3 In the course of the Committee’s discussions, we divided on the question “that after 6 September Private Notice Questions should be for 15 minutes rather than 10 minutes.” 12 members voted in favour, and five members against.

4 The ballot closes at 5 p.m. on a Tuesday and is drawn on Wednesday, with the debates taking place on the Thursday of the following week. No more than two QSDs can be selected for any one government department; nor can any QSDs be selected for a department that has the main business in the Chamber on the day of the QSDs.
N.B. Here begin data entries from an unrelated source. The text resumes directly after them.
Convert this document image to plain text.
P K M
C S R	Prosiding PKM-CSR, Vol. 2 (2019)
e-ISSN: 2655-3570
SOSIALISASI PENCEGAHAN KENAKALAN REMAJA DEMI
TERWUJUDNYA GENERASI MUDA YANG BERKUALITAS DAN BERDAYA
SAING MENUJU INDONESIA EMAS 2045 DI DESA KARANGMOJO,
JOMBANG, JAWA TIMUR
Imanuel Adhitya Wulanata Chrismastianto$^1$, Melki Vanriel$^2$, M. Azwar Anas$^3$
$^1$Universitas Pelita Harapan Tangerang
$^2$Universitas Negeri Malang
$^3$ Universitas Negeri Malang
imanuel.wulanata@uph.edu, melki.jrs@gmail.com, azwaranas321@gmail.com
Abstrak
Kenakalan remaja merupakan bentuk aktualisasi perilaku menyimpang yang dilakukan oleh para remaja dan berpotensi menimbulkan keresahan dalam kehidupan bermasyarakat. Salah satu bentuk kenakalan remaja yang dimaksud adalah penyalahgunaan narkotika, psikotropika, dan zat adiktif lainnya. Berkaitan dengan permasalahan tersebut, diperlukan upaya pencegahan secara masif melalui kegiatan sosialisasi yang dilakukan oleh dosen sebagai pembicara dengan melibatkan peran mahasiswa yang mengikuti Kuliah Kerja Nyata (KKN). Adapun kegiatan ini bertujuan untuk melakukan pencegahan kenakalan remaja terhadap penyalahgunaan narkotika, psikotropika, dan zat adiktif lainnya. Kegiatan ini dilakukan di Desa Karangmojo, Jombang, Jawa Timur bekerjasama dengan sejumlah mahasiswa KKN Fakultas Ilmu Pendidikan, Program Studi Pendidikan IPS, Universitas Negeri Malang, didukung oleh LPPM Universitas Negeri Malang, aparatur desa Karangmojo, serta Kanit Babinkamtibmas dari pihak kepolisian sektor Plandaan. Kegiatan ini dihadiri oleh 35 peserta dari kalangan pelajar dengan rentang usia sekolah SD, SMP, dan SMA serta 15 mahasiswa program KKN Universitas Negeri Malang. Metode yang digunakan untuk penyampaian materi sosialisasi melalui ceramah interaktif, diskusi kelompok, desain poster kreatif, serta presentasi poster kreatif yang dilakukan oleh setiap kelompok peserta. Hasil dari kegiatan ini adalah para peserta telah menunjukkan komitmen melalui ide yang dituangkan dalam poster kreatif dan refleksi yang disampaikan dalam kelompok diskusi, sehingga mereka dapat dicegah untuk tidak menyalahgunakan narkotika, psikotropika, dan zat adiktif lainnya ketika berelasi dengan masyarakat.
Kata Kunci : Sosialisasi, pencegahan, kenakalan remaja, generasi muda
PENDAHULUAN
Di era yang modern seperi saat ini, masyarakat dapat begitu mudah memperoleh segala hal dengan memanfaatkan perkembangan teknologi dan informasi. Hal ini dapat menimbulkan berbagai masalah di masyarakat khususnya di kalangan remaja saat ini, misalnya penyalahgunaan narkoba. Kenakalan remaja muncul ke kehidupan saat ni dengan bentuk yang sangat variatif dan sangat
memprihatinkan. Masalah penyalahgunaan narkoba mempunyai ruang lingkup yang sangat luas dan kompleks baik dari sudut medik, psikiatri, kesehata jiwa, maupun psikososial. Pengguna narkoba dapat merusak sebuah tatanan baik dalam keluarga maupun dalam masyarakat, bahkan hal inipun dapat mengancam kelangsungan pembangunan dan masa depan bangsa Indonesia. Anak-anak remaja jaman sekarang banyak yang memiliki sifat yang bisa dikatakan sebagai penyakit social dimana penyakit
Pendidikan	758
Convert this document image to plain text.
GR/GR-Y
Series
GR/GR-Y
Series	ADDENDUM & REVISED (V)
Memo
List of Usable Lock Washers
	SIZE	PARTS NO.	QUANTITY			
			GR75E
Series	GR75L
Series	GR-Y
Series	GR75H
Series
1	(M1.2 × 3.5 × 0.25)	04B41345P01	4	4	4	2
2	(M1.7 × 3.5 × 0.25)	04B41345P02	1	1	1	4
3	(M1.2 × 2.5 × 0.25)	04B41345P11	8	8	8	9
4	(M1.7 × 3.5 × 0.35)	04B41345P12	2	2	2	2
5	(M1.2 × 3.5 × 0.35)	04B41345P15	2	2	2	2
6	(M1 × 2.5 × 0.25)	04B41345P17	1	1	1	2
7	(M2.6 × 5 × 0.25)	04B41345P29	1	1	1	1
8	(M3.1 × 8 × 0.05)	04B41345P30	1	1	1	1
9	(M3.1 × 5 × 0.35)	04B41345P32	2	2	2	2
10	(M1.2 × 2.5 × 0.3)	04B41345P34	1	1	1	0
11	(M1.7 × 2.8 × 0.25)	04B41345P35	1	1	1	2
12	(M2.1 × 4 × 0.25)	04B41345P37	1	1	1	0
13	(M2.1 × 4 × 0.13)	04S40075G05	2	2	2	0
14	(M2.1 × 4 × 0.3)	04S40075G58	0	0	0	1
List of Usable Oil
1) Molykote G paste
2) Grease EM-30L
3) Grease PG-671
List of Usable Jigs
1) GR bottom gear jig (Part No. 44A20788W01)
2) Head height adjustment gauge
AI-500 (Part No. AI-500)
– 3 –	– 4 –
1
5 For example, Commons Reasons on last Session’s Trade Bill included “Because it is unnecessary in light of existing international obligations” and “Because Parliamentary scrutiny of trade agreements is ensured by existing measures”. A 2019 report by the Constitution Committee concluded that “Reasons committees serve no practical purpose and should be abolished.” The Government response to that report noted that this was a matter for the respective Houses and their Procedure Committees to consider. Constitution Committee, The legislative process: the passage of bills through Parliament (24th Report, Session 2019–21, HL Paper 393).

6 Prior to the pandemic, only seven reasons committees were appointed in the Lords since 2010. During the pandemic, there has been one occasion where a reasons committee would have been required to meet.

7 The reverse is not true. When the Commons reject a Lords amendment which engages their financial privilege they send back a “privilege reason” which prevents the Lords from insisting on that amendment.